Many investors have done just that so it’s definitely possible to be financially successful at it. Increase your chances of building your net worth through real estate investing by avoiding these rookie missteps.
Thinking It’s an Easy Way to Make Money
It’s not a get rich quick scheme. Successful real estate investors put in long and sometimes aggravating hours finding and then managing their property portfolio. If you’re up for committing the necessary time, taking some financial risk and having periodic property management aggravation, then real estate investing may be a good option for you.
Real estate success comes from making informed decisions, practicing good due diligence about the properties you purchase and always running the numbers thoroughly to make sure the financial reward outweighs the risks you are taking on.
Paying Too High a Price
Investors are human and can fall prey to getting caught up in the moment and paying too much for a property, especially in “hot” property markets.
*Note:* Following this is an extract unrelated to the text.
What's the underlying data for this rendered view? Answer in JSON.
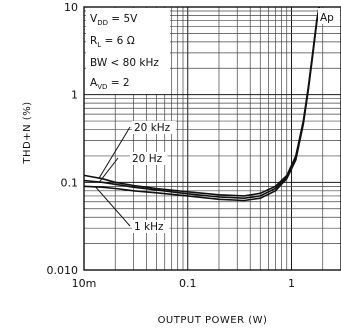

But you’re doing this to make a solid financial return, so take a deep breath and make sure that great deal will really pay off for you.
There is a direct relationship between the purchase price and how much it will cost you to carry the property every month. Real estate wealth is built through the use of leverage, so there will probably be a mortgage. The more expensive that is to carry, the more cash flow you’ll need to generate from tenants so make sure the rent you need to charge your tenants is actually supported by the local leasing market.
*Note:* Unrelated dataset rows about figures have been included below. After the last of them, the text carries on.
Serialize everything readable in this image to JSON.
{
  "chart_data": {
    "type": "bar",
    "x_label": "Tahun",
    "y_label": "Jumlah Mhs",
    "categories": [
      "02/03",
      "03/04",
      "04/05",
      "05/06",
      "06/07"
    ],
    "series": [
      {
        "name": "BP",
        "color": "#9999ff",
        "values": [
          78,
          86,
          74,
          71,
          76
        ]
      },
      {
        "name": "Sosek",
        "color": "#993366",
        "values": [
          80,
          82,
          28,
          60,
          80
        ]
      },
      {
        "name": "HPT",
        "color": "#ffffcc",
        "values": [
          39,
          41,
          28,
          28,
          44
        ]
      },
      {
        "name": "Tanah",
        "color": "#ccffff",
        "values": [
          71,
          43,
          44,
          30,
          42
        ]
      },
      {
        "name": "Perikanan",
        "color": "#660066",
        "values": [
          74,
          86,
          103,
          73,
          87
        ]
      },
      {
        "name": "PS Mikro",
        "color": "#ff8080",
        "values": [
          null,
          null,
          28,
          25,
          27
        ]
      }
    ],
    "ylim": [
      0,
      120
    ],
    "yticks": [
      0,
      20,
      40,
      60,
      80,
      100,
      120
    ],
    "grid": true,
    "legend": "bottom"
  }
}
Paying too much for a property will also reduce your profit when you sell it so make an offer and negotiate only after you’ve studied the market thoroughly. Don’t rely on someone else telling you it’s a good deal.
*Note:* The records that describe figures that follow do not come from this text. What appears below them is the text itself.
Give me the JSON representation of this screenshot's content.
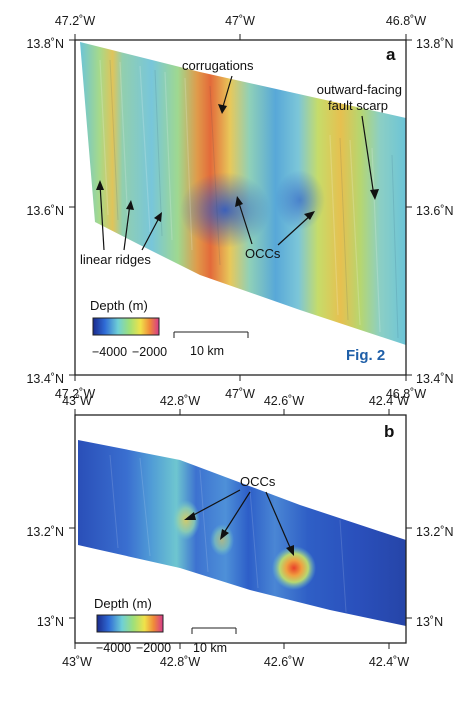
{
  "panel_a": {
    "letter": "a",
    "lon_labels": [
      "47.2˚W",
      "47˚W",
      "46.8˚W"
    ],
    "lat_labels": [
      "13.8˚N",
      "13.6˚N",
      "13.4˚N"
    ],
    "annotations": {
      "corrugations": "corrugations",
      "fault_line1": "outward-facing",
      "fault_line2": "fault scarp",
      "occcs": "OCCs",
      "ridges": "linear ridges"
    },
    "legend": {
      "title": "Depth (m)",
      "min": "−4000",
      "max": "−2000"
    },
    "scale": "10 km"
  },
  "panel_b": {
    "letter": "b",
    "lon_labels": [
      "43˚W",
      "42.8˚W",
      "42.6˚W",
      "42.4˚W"
    ],
    "lat_labels": [
      "13.2˚N",
      "13˚N"
    ],
    "annotations": {
      "occcs": "OCCs"
    },
    "legend": {
      "title": "Depth (m)",
      "min": "−4000",
      "max": "−2000"
    },
    "scale": "10 km"
  },
  "figure_label": "Fig. 2",
  "colors": {
    "accent": "#1f5fa8",
    "deep": "#1e3fa0",
    "mid": "#6fc8c8",
    "shallow": "#d63a2a"
  }
}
Not Understanding the Risks
Real estate investments come with various types of risk. They are illiquid so it ties up your money for an extended time and property owners are liable for what happens on the property. So some of the questions to ask yourself are:
- How much money can you afford to place at risk without jeopardizing your current financial position?
- Do you know what the legal obligations of tenants and landlords are under federal, state and local housing laws?
- Do you have the proper insurance to insulate you from property related liability costs?
- Have you consulted an attorney to set the purchase up in a way that helps insulates you from potential liabilities?
- Do you have available financial resources to handle slow rental periods without defaulting on the mortgage?
There are many other questions to sift through so be sure to create a business plan before proceeding. It will help you avoid mistakes when you are caught up in the property acquisition process. And a business plan will allow you to benchmark how well this investment is doing relative to your financial expectations, both short and long term.
You can make money, sometimes a lot of money, with good real estate investments. To do so, be realistic about financial risks and rewards, work the numbers and do your homework before putting money on the line.